Regardless of these material issues, it is the nature of the $\sigma$ bond itself, including the electronic nature of its conformational properties, that stands out as the unique central issue. Understanding the nature of valency and chemical bonding stands as a fundamental pillar of the chemical science research. Here the crucial questions involve the balance of skeletal (through-bond) hyperconjugative interactions and side-group steric interactions that dictate the conformational energy landscape. Manipulation of this landscape (e.g., by altering side-group steric bulk) can in turn alter the hyperconjugative delocalizations that underlie electrical and optical properties of the polymer. Sigma electron delocalization itself is a ubiquitous yet poorly understood phenomenon in both saturated and unsaturated molecules; it is dominant in the former and often couples to stronger $\pi$-conjugative interactions in the latter. This project involves a combination of synthesis (in collaboration), theory (collaboration), modeling and experimental activities. Both spectroscopy and structural studies are being pursued.

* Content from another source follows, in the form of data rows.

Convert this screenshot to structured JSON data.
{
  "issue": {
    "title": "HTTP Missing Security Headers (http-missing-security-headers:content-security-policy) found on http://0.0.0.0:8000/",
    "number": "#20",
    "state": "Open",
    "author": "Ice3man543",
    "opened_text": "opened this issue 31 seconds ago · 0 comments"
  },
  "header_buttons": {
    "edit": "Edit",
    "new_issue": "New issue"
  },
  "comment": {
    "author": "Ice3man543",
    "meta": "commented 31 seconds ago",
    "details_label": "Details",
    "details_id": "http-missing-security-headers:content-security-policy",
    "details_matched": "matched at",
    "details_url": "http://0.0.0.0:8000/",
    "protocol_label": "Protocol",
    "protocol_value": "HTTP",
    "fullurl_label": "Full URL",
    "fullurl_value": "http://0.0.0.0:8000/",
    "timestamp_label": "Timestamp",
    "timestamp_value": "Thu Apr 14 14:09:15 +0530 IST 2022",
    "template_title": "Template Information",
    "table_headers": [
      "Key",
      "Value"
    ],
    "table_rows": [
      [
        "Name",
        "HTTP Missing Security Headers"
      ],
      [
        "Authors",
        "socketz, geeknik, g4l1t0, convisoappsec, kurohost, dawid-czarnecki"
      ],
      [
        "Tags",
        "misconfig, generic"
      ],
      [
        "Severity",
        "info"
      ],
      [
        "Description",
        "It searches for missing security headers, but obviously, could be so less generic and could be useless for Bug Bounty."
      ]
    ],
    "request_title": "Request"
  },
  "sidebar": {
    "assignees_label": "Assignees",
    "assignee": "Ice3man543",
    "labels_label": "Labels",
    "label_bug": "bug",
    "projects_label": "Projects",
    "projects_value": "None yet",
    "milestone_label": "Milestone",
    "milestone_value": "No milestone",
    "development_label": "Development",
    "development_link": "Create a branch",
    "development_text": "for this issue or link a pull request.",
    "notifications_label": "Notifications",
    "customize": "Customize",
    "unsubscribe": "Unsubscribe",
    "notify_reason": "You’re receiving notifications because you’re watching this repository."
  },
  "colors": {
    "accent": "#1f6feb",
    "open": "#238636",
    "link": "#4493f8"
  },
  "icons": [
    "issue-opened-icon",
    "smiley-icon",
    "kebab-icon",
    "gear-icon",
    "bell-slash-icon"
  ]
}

(3) High-Performance Computer Modeling of Conducting Polymer Microstructures: This new research initiative will bring to bear state-of-the-art computational modeling techniques (already well developed and implemented in the study of conventional non-conjugated polymers) to specific issues of molecular ordering and orientation in prototypical conjugated polymer films. In terms of this proposal the first step will be to assess chain structure and packing at nanometer length scales. The second step will then be to incorporate the influence of substrate interactions. Achieving a better understanding of the polymer microstructure in juxtaposition with interactions by an orienting field (i.e., a substrate generated pinning potential) will both address fundamental questions of science and provide salient information for systematically improving organic electronic polymer device performance.

(4) Fluorescence of Conjugated Polymers under Conditions of High Shear: This project is a spin off from the shear cells developed previously (seed funding from the Petroleum Research Fund.) One of the major thrusts in the conducting polymer field is to understand how systematic change in polymer molecule structure, packing and conformation alter the resulting photophysics of energy absorption, migration and recombination. Because of the high shear developed by this cell (up to 10$^6$ sec$^{-1}$), various polymers necessarily undergo partial extension in the flow field. This extension implies changes in the chain conformation and so would be expected to alter the electronic properties of the conjugated polymer. These variations are systematically controllable and so should allow for very detailed studies.

(5) Introductory Laboratory Modernization and Instructional Efforts: Since 1996 I have been an active participant in the Physics Department's effort to revitalize the Physics 201/207 and 202.208 laboratories by incorporating new equipment and computers in the laboratory. Ugo Camerini was a major contributor for similar activities in the 103/104 lab sequence. Other faculty have contributed as well. Rather than continue to introduce new computer based experiments which replace the existing ones, I undertook the process of computerizing the entire laboratory presentation by developing a Web-based laboratory and laboratory manual. In this way we can now better structure the individual lab modules, use the computers for our existing instrumentation and allow for world access while we add new experiments in which we hopefully enhance the understanding of physics concepts.